Debatte Autoritärer Nationalismus: Führertypen in der Trutzburg

Orbán, Erdoğan & Co: Der globale Erfolg des autoritären Nationalismus ist vor allem eine Reaktion auf einen aggressiven Kapitalismus.

Illustration einer Gestalt, die Geld magnetisch anzieht

Die Ansage der autoritären Nationalisten ist nicht, die kapitalistische Globalisierung zu stoppen. Sie wollen die Globalisierungsgewinne nur nicht mehr teilen Illustration: Eléonore Roedel

Seit geraumer Zeit raufen sich Gelehrte die Haare, um eine Erklärung für den vermeintlich weltweiten Siegeszug autoritärer Herrschaften zu finden. Sie beschränken sich dabei häufig auf den Rechtspopulismus als Erklärung. Damit können sie die Vielfalt und die Zeitgleichheit rigoros bevormundender Systeme jedoch kaum begreiflich machen. Putins Russland, Xis China, Trumps USA, Orbáns Ungarn, Modris Indien und Erdoğans Türkei – um nur einige zu nennen – sind mit dem Deutungsmuster „globalisierter Rechtspopulismus“ jedenfalls nicht hinreichend zu verstehen.

Eine umfassendere Interpretation beschäftigt sich mit dem Zusammenhang zwischen radikalökonomischer Globalisierung und autoritärem Nationalismus. Demnach schafft die spezifische Form, in der sich in den einzelnen Staaten die Globalisierung vollzogen hat, einen idealen Nährboden für den Erfolg „charismatischer“ Führertypen. Diese inszenieren eine Wehrhaftigkeit gegenüber „anstürmenden Gefahren“ und stimmen mit ihren Anhängern darin überein, dass nur ein starker Mann die Trutzburg schützen kann.

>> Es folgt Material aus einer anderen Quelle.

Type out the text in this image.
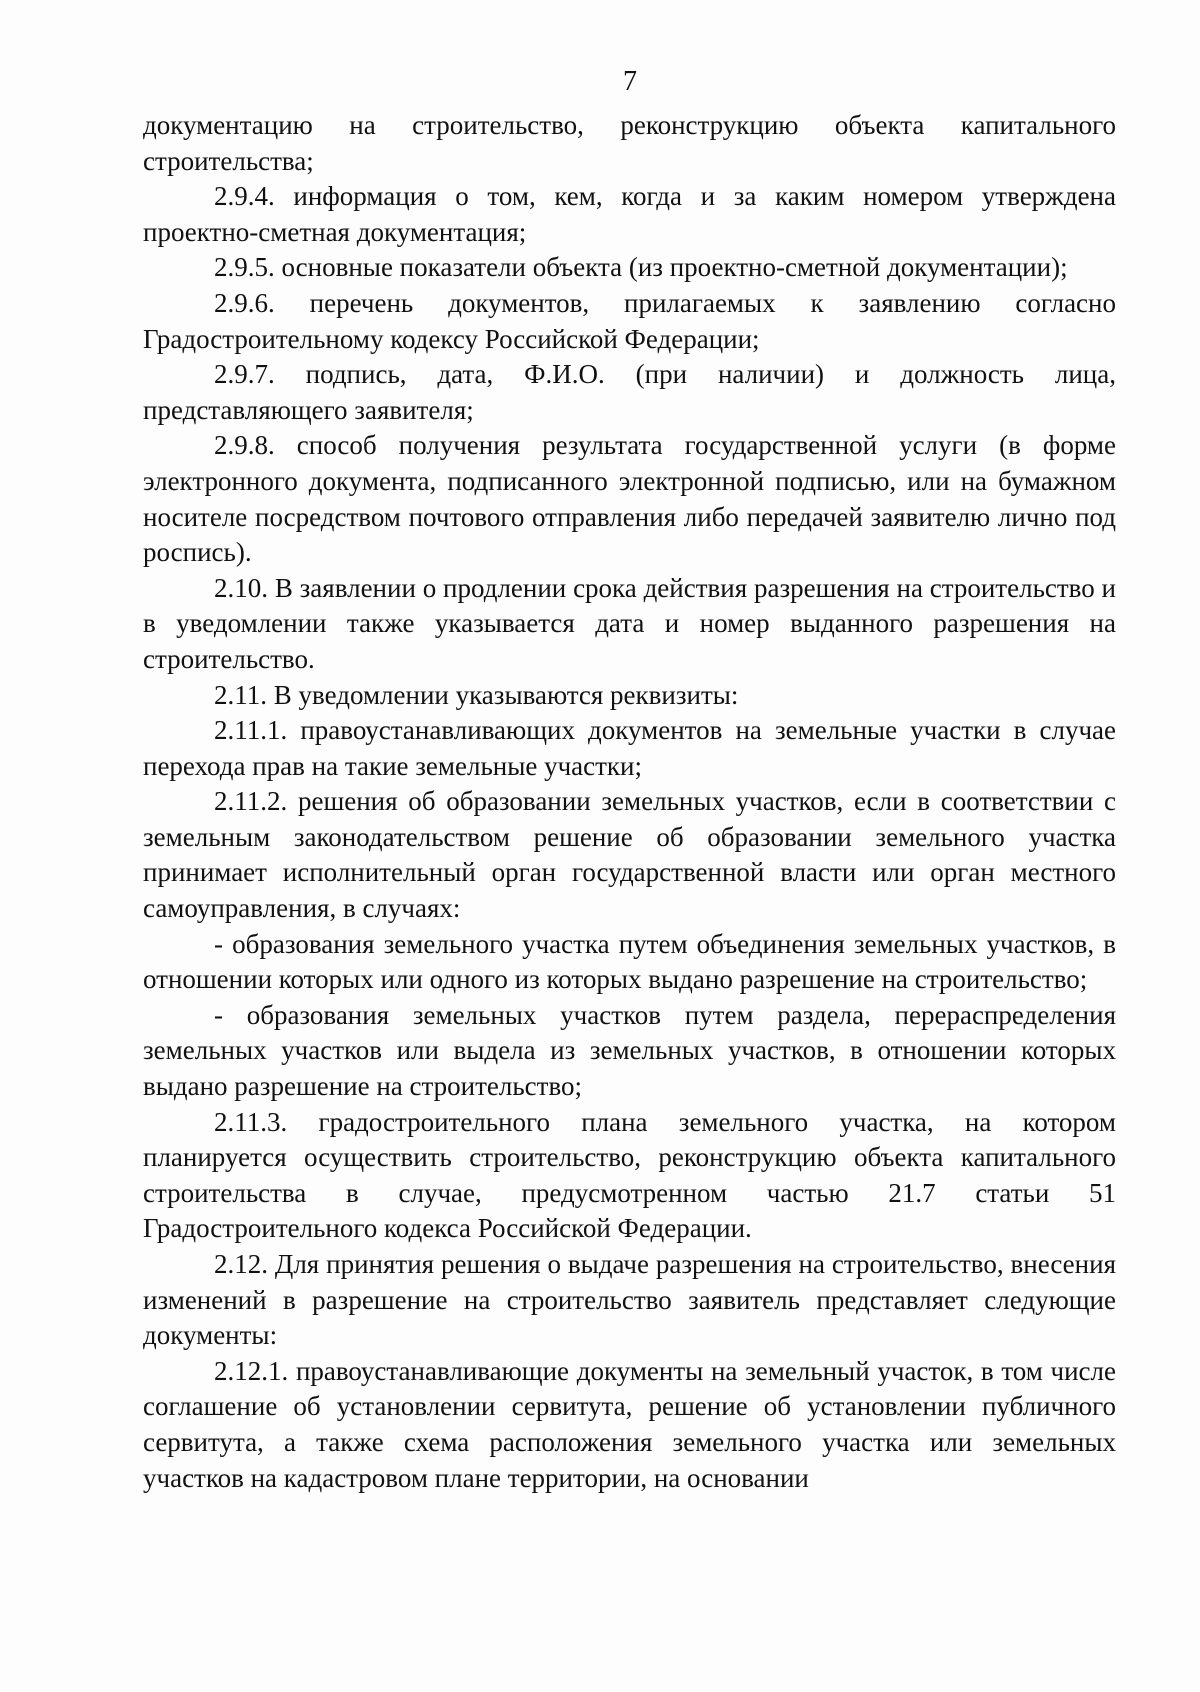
7

документацию на строительство, реконструкцию объекта капитального строительства;

2.9.4. информация о том, кем, когда и за каким номером утверждена проектно-сметная документация;

2.9.5. основные показатели объекта (из проектно-сметной документации);

2.9.6. перечень документов, прилагаемых к заявлению согласно Градостроительному кодексу Российской Федерации;

2.9.7. подпись, дата, Ф.И.О. (при наличии) и должность лица, представляющего заявителя;

2.9.8. способ получения результата государственной услуги (в форме электронного документа, подписанного электронной подписью, или на бумажном носителе посредством почтового отправления либо передачей заявителю лично под роспись).

2.10. В заявлении о продлении срока действия разрешения на строительство и в уведомлении также указывается дата и номер выданного разрешения на строительство.

2.11. В уведомлении указываются реквизиты:

2.11.1. правоустанавливающих документов на земельные участки в случае перехода прав на такие земельные участки;

2.11.2. решения об образовании земельных участков, если в соответствии с земельным законодательством решение об образовании земельного участка принимает исполнительный орган государственной власти или орган местного самоуправления, в случаях:

- образования земельного участка путем объединения земельных участков, в отношении которых или одного из которых выдано разрешение на строительство;

- образования земельных участков путем раздела, перераспределения земельных участков или выдела из земельных участков, в отношении которых выдано разрешение на строительство;

2.11.3. градостроительного плана земельного участка, на котором планируется осуществить строительство, реконструкцию объекта капитального строительства в случае, предусмотренном частью 21.7 статьи 51 Градостроительного кодекса Российской Федерации.

2.12. Для принятия решения о выдаче разрешения на строительство, внесения изменений в разрешение на строительство заявитель представляет следующие документы:

2.12.1. правоустанавливающие документы на земельный участок, в том числе соглашение об установлении сервитута, решение об установлении публичного сервитута, а также схема расположения земельного участка или земельных участков на кадастровом плане территории, на основании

Um eine solche Entwicklung besser verstehen zu können, muss man die (nach wie vor dominante) Idee der nationalen Souveränität näher betrachten: Der Nationalstaat lebt von der Vorstellung, politische Angelegenheiten – auch im wirtschaftlichen Bereich – selbstbe­stimmt zu gestalten. Seit Langem wird diese Idee jedoch ausgehöhlt. Klimawandel und Migration sind keine rein ­nationalstaatlich lösbaren Angelegenheiten, und technische Globalisierung schert sich nicht um nationale Souveränität. Smartphones plus Social Media haben noch alle nationalen Grenzen überschritten, und die autonom fahrenden Autos werden folgen. Genauso wird die Digitalisierung zügig alle Volkswirtschaften durchdringen, ganz egal, ob in Chile oder in Südafrika, in Portugal oder in Vietnam.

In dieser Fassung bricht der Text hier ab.